FSA/PN/079/2003
24/07/2003

Regulated firms and individuals will not be able to use insurance to pay FSA fines under new rules proposed by the FSA today. The changes are intended to ensure that anyone who is fined must pay the fine himself rather than claim it under insurance. The proposed changes reflect concerns that firms are increasingly taking out insurance policies designed to pay for FSA fines.

Carol Sergeant, Managing Director responsible for Enforcement at the FSA said:

"Our proposals are designed to plug a potential hole. Insurance to pay FSA fines not only reduces the impact of those fines but also lessens the incentive for firms and individuals to meet appropriate standards. We cannot allow such developments to go ahead unchecked."

"The new rules would apply from 1 January 2004. The consultation ends on 24 September 2003. Consultation paper 191 Miscellaneous Amendments to the Handbook can be accessed at www.fsa.gov.uk/pubs/cp ."

Notes for editors

  1. The proposed amendments are also relevant to Lloyds and so indirectly to every member of Lloyds

  2. Regulated firms will still be able to make compensation payments to consumers either from their own funds or from professional indemnity insurance.
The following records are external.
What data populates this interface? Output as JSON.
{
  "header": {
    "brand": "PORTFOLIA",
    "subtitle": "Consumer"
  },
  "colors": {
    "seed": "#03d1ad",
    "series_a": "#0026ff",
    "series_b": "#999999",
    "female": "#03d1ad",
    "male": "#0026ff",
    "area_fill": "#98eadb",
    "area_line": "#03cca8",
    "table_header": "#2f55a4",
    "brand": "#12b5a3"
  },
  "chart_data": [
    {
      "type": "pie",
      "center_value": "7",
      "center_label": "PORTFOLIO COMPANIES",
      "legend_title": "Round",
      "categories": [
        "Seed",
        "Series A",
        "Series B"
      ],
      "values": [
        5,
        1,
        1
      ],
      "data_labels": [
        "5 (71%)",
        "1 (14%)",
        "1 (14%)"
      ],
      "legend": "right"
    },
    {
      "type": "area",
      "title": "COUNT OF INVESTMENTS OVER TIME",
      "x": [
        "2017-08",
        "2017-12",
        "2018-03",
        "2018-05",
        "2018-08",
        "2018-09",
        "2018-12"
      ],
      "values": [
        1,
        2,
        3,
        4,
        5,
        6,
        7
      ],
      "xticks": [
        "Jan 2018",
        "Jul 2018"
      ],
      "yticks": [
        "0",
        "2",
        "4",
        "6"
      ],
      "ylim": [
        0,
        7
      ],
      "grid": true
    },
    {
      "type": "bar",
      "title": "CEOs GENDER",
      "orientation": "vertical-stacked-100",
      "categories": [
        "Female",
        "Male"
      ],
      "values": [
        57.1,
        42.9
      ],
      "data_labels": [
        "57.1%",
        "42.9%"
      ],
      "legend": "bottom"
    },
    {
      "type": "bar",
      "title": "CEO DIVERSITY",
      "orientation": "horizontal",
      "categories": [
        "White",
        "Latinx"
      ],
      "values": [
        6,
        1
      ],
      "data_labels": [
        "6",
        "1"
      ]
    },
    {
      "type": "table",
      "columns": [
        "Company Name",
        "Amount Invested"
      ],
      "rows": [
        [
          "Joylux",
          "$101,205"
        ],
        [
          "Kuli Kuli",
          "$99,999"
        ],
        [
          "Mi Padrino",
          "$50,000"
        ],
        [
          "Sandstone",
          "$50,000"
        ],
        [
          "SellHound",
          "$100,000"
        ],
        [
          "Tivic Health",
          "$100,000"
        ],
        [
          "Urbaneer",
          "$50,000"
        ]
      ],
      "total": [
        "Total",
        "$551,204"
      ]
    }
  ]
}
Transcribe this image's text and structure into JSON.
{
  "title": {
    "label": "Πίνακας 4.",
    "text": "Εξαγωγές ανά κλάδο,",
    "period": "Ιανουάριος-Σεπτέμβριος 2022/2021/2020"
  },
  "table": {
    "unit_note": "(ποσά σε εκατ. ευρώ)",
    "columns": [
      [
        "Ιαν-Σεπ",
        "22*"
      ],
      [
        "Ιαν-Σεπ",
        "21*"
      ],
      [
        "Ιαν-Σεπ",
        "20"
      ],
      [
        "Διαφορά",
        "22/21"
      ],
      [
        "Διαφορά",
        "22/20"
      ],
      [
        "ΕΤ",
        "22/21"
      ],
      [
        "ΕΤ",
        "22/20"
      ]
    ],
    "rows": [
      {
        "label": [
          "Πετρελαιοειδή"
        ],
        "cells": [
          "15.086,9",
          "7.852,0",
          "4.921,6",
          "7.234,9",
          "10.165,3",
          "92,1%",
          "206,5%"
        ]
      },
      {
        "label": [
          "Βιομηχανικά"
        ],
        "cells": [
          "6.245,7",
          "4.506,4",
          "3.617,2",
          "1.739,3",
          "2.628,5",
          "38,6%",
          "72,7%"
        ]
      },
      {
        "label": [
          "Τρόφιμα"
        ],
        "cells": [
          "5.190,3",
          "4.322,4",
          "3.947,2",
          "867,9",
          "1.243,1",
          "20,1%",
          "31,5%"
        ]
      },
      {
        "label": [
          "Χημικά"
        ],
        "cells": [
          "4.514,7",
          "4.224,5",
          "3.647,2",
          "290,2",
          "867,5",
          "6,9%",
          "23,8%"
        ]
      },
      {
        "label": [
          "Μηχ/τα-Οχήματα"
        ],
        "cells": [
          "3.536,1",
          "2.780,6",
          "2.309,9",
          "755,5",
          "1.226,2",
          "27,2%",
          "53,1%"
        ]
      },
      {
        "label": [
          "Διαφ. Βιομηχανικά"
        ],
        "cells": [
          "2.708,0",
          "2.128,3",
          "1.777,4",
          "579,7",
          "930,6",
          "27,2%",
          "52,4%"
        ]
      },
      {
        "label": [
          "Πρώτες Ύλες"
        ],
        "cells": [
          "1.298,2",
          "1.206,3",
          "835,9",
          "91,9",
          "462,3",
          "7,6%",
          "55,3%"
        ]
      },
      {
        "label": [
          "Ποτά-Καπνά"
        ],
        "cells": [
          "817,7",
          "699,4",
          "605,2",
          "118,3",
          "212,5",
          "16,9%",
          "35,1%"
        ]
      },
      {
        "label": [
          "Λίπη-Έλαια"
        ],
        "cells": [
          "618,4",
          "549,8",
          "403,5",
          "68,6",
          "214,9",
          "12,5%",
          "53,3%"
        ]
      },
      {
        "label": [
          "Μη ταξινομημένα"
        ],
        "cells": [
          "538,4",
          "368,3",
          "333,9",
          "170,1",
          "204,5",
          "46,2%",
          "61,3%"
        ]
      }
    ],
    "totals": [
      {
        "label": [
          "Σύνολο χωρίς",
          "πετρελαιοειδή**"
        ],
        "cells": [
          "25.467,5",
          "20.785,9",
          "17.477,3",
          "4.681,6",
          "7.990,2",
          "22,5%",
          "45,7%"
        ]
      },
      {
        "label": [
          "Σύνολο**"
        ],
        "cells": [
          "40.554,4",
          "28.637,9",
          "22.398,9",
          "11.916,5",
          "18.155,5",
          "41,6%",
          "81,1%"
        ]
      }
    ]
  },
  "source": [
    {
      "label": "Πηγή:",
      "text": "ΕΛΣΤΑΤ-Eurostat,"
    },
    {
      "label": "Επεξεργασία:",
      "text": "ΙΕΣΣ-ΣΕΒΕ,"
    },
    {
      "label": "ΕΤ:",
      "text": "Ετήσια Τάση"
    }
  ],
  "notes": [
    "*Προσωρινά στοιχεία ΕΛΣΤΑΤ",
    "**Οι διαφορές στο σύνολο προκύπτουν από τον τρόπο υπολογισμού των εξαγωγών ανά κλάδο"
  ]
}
  3. Firms will have until 31 December 2003 to review any insurance for FSA fines.

  4. . Firms and individuals can make representations to the FSA during the course of Enforcement proceedings and to the Independent Financial Services and Markets Tribunal. These can also include representations on the amount of any proposed fine.

  5. The FSA regulates the financial services industry and has four objectives under the Financial Services and Markets Act 2000: maintaining market confidence; promoting public understanding of the financial system; the appropriate degree of protection for consumers; and fighting financial crime.

  6. The FSA aims to maintain efficient, orderly and clean financial markets and help retail consumers achieve a fair deal.